TimeOut reviewers choose their favourite big screen hits of the year.
1. Hunt for the Wilderpeople (NZ)
The biggest Kiwi film of all time was a set of brilliant mismatches - Ricky and Uncle Hec; goofy Taika Waititi and crusty Barry Crump; going bush to the sophisticated sounds of Leonard Cohen and Nina Simone; a film of in-joke tributes to Kiwi films which then outdid them all. But boy, it sure kind of worked, didn't it?
It might have started feeling like a genre movie set in familiar territory, being a heist thriller which, with its Texas setting, resembled a good 'ol boy version of Heat. But Hell or High Water rose way above any expectations of this being just another heist movie. Chris Pine and Ben Foster were great as bank robbing bros learning on the job while Jeff Bridges' scene-stealing gruff Texas Ranger reminded us this was a modern Western too.
-Russell Baillie
3. I, Daniel Blake (UK)
Britain's master of social realism struck again with this utterly devastating film about two people who meet when trying to get assistance from the UK welfare system. Director Ken Loach shows no mercy to the nightmarish bureaucratic system, but his characters are full of compassion and humanity. This is one of the most relevant films of the year - no matter where you live.
-Francesca Rudkin
4. Spotlight (US)
Even before it won the best picture Oscar in February, this film secured its place on this top 10 list for, among other things, being a rarity - a film about newspapers in which newspaper reporters act like reporters. There aren't many of those in cinema history (and there's likely to be less now that newspapers act less like newspapers). Its depiction of how the Boston Globe investigated years of sexual abuse by the city's Catholic clergy and its cover-up wasn't only a potent ripped-from-the-headlines true story but a great ensemble drama too.

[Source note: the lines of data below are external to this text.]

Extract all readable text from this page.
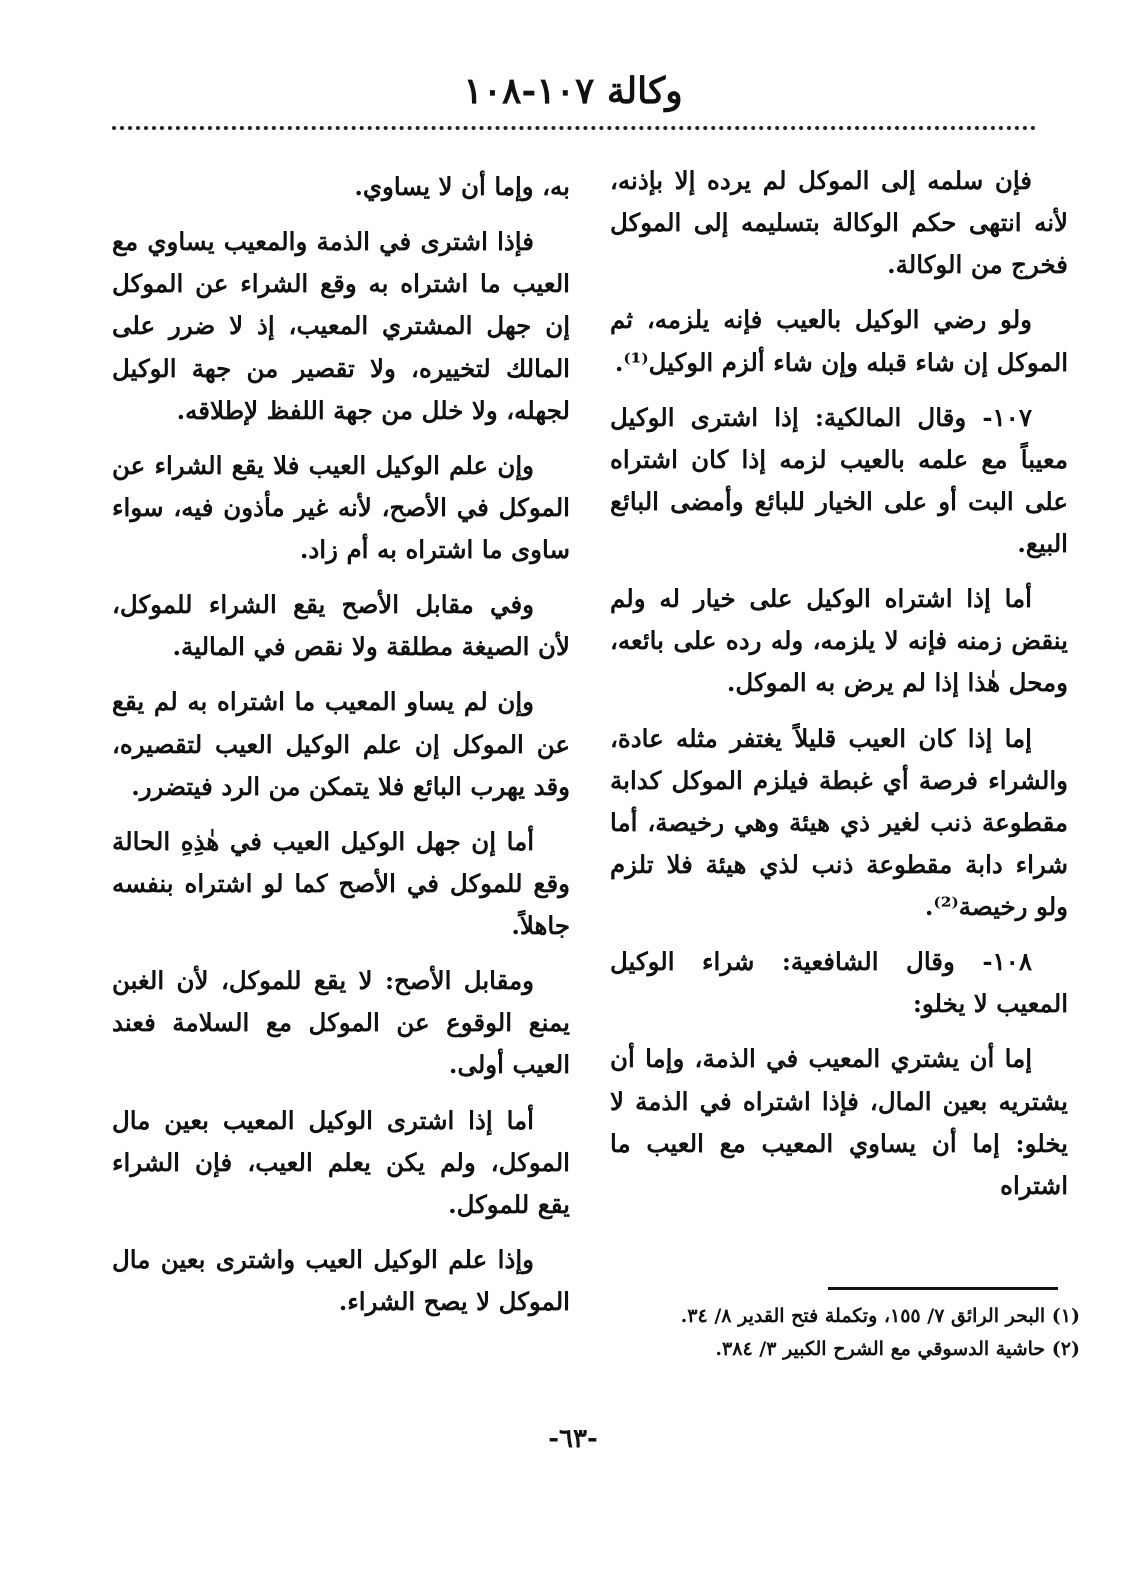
وكالة ١٠٧-١٠٨

فإن سلمه إلى الموكل لم يرده إلا بإذنه، لأنه انتهى حكم الوكالة بتسليمه إلى الموكل فخرج من الوكالة.

ولو رضي الوكيل بالعيب فإنه يلزمه، ثم الموكل إن شاء قبله وإن شاء ألزم الوكيل⁽¹⁾.

١٠٧- وقال المالكية: إذا اشترى الوكيل معيباً مع علمه بالعيب لزمه إذا كان اشتراه على البت أو على الخيار للبائع وأمضى البائع البيع.

أما إذا اشتراه الوكيل على خيار له ولم ينقض زمنه فإنه لا يلزمه، وله رده على بائعه، ومحل هٰذا إذا لم يرض به الموكل.

إما إذا كان العيب قليلاً يغتفر مثله عادة، والشراء فرصة أي غبطة فيلزم الموكل كدابة مقطوعة ذنب لغير ذي هيئة وهي رخيصة، أما شراء دابة مقطوعة ذنب لذي هيئة فلا تلزم ولو رخيصة⁽²⁾.

١٠٨- وقال الشافعية: شراء الوكيل المعيب لا يخلو:

إما أن يشتري المعيب في الذمة، وإما أن يشتريه بعين المال، فإذا اشتراه في الذمة لا يخلو: إما أن يساوي المعيب مع العيب ما اشتراه

به، وإما أن لا يساوي.

فإذا اشترى في الذمة والمعيب يساوي مع العيب ما اشتراه به وقع الشراء عن الموكل إن جهل المشتري المعيب، إذ لا ضرر على المالك لتخييره، ولا تقصير من جهة الوكيل لجهله، ولا خلل من جهة اللفظ لإطلاقه.

وإن علم الوكيل العيب فلا يقع الشراء عن الموكل في الأصح، لأنه غير مأذون فيه، سواء ساوى ما اشتراه به أم زاد.

وفي مقابل الأصح يقع الشراء للموكل، لأن الصيغة مطلقة ولا نقص في المالية.

وإن لم يساو المعيب ما اشتراه به لم يقع عن الموكل إن علم الوكيل العيب لتقصيره، وقد يهرب البائع فلا يتمكن من الرد فيتضرر.

أما إن جهل الوكيل العيب في هٰذِهِ الحالة وقع للموكل في الأصح كما لو اشتراه بنفسه جاهلاً.

ومقابل الأصح: لا يقع للموكل، لأن الغبن يمنع الوقوع عن الموكل مع السلامة فعند العيب أولى.

أما إذا اشترى الوكيل المعيب بعين مال الموكل، ولم يكن يعلم العيب، فإن الشراء يقع للموكل.

وإذا علم الوكيل العيب واشترى بعين مال الموكل لا يصح الشراء.	(١) البحر الرائق ٧/ ١٥٥، وتكملة فتح القدير ٨/ ٣٤.

(٢) حاشية الدسوقي مع الشرح الكبير ٣/ ٣٨٤.

-٦٣-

A live action family film inspired by "old school" Spielberg-like classics and with a little CGI magic woven in, this flick charmed young and old with its story about a friendship between a young boy and a dragon. A return to simple and heartfelt storytelling, Pete's Dragon had it all; humour, action, drama and adventure, but this beautifully paced, gentle film also paused to admire the natural world, and was accompanied by a quirky soundtrack featuring the likes of Leonard Cohen. Great storytelling with an edge.
-Francesca Rudkin
6. Deadpool (US)
Deadpool tore up the rule book for making superhero movies and proved success isn't always about budget - ideas and dick jokes can work too. Producer and star Ryan Reynolds would probably have loved more budget for this potty-mouthed, ultra-violent, and fourth wall busting anti-superhero superhero film, but you wonder if the result would have been as thrilling.
-Francesca Rudkin
7. Tickled (NZ)
No one knew they needed a movie about competitive endurance tickling in their lives until David Farrier came along and made it. It can't have been easy for the former TV3 reporter-of-the-weird to keep this humdinger of a story secret, but what unfurls in Tickled is a deep dive into online trolling that goes from funny to scary to downright horrific over a tense and fraught 90 minutes. Watching the story continue as Farrier and his movie-making partner, Dylan Reeve, took the film on tour was almost as riveting.
-Chris Schulz
8. Arrival (US)
Amy Adams has had a stellar year with turns in Tom Ford's Nocturnal Animals as well as this quiet and contemplative sci-fi. A stylistic and smart deliberation on time and loss, Arrival was much more than your typical alien-landing story, and ended with a curveball you didn't even know was in play.
-Francesca Rudkin
9. Green Room (US)
It's not really a horror film - the bogeymen in Green Room, after all, are a gang of Nazi skinheads which have a young band holed up backstage at an Oregon club after the group witness something they shouldn't have. But this terrific punk rock reinvention of Deliverance became increasingly horror-flick terrifying as it played out, helped by riveting performances from Patrick Stewart, as the cranially-qualified head of the skins, and fellow former Trekkie, the late Anton Yelchin as one of the band.
The year of Kiwi feel-good cinema didn't start and finish with Wilderpeople. This doco about the hit te reo pop song which first got stuck in our heads back in 1984 was as uplifting as that chorus. Nut substantial too as it recounted the song's creation by the unlikely writing partnership of Dalvanius Prime and Ngoi Pewhairangi, the Patea Maori Club's time in the spotlight, and what the hit meant to a generation who sang along, swung a poi or breakdanced to it.